Bug 1299232

Summary: Hosts are stuck in 'installing'
Product: [oVirt] ovirt-engine Reporter: Nelly Credi <ncredi>
Component: Host-DeployAssignee: Moti Asayag <masayag>
Status: CLOSED CURRENTRELEASE QA Contact: Meni Yakove <myakove>
Severity: urgent Docs Contact:
Priority: urgent    
Version: 3.6.3CC: alex.boyd, bugs, dgilbert, didi, khakimi, masayag, mlipchuk, ncredi, ngoldin, oourfali, pkliczew, pmatyas, sasundar, sbonazzo, ylavi
Target Milestone: ovirt-3.6.3Keywords: AutomationBlocker, Regression
Target Release: 3.6.3Flags: didi: needinfo-
rule-engine: ovirt-3.6.z+
rule-engine: blocker+
ylavi: planning_ack+
masayag: devel_ack+
rule-engine: testing_ack+
Hardware: Unspecified   
OS: Unspecified   
Whiteboard:
Fixed In Version: Doc Type: Bug Fix
Doc Text:
Story Points: ---
Clone Of: Environment:
Last Closed: 2016-02-18 11:14:15 UTC Type: Bug
Regression: --- Mount Type: ---
Documentation: --- CRM:
Verified Versions: Category: ---
oVirt Team: Network RHEL 7.3 requirements from Atomic Host:
Cloudforms Team: --- Target Upstream Version:
Embargoed:
Attachments:
Description Flags
engine logs
none
vdsm log none

Description Nelly Credi 2016-01-17 16:04:08 UTC
Description of problem:
When adding hosts to the engine, sometimes they get stuck in 'installing' state
if we restart the engine, it may either succeed and indicate hosts are 'up' or in other case we have seen - the hosts become non operational because they dont have required network - "Host host_mixed_1 does not comply with the cluster golden_env_mixed_1 networks, the following networks are missing on host: 'ovirtmgmt'"

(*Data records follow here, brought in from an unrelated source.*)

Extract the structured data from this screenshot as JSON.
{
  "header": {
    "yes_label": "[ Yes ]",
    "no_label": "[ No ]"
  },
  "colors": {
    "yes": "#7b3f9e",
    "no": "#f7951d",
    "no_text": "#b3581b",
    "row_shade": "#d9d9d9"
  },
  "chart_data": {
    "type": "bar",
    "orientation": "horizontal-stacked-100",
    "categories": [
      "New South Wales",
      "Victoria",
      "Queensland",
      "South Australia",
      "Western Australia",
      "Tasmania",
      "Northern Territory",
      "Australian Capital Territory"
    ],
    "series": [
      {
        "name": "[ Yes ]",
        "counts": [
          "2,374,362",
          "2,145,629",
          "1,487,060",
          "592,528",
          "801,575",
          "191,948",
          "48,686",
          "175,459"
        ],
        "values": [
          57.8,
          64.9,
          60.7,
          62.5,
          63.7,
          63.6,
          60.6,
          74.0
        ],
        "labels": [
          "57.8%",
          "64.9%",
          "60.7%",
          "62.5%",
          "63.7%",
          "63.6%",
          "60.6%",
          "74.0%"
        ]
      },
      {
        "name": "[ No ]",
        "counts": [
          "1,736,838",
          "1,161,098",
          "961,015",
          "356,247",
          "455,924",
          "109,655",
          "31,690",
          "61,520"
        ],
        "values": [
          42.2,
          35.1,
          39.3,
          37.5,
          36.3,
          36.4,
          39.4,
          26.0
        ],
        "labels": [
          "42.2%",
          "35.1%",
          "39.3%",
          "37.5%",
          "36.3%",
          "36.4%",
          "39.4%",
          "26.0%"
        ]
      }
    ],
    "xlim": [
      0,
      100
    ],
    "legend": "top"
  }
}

Version-Release number of selected component (if applicable):
ovirt-host-deploy-1.4.1-1.el6ev.noarch
rhevm-3.6.3-0.1000.121.5ef0c7a.master.el6ev.noarch

How reproducible:
we see it a lot in dev CI, but only seen it once in QE on GE setup

Steps to Reproduce:
1.run GE builed
2.fail on host installation step
3.

Actual results:
hosts are stuck in 'installing'

Expected results:
hosts should be in 'up' state

Additional info:
https://ge-ci-coresystem-engine01.eng.lab.tlv.redhat.com/ovirt-engine/webadmin/?locale=en_US#hosts-events

in one case (QE env) after restart everything worked fine
in this case the hosts are in non-op because of req network

in the logs there were no meaningful errors:
engine.log
2016-01-17 15:21:47,486 ERROR [org.ovirt.engine.core.vdsbroker.vdsbroker.TimeBoundPollVDSCommand] (org.ovirt.thread.pool-7-t
hread-6) [490fcabd] Error: org.ovirt.engine.core.vdsbroker.xmlrpc.XmlRpcRunTimeException: Connection issues during send requ
est
2016-01-17 15:21:47,505 ERROR [org.ovirt.engine.core.dal.dbbroker.auditloghandling.AuditLogDirector] (org.ovirt.thread.pool-
7-thread-6) [490fcabd] Correlation ID: 490fcabd, Job ID: 15217a40-5db9-4f98-a71c-598952750b97, Call Stack: null, Custom Even
t ID: -1, Message: Host host_mixed_3 installation failed. Please refer to /var/log/ovirt-engine/engine.log and log logs unde
r /var/log/ovirt-engine/host-deploy/ for further details..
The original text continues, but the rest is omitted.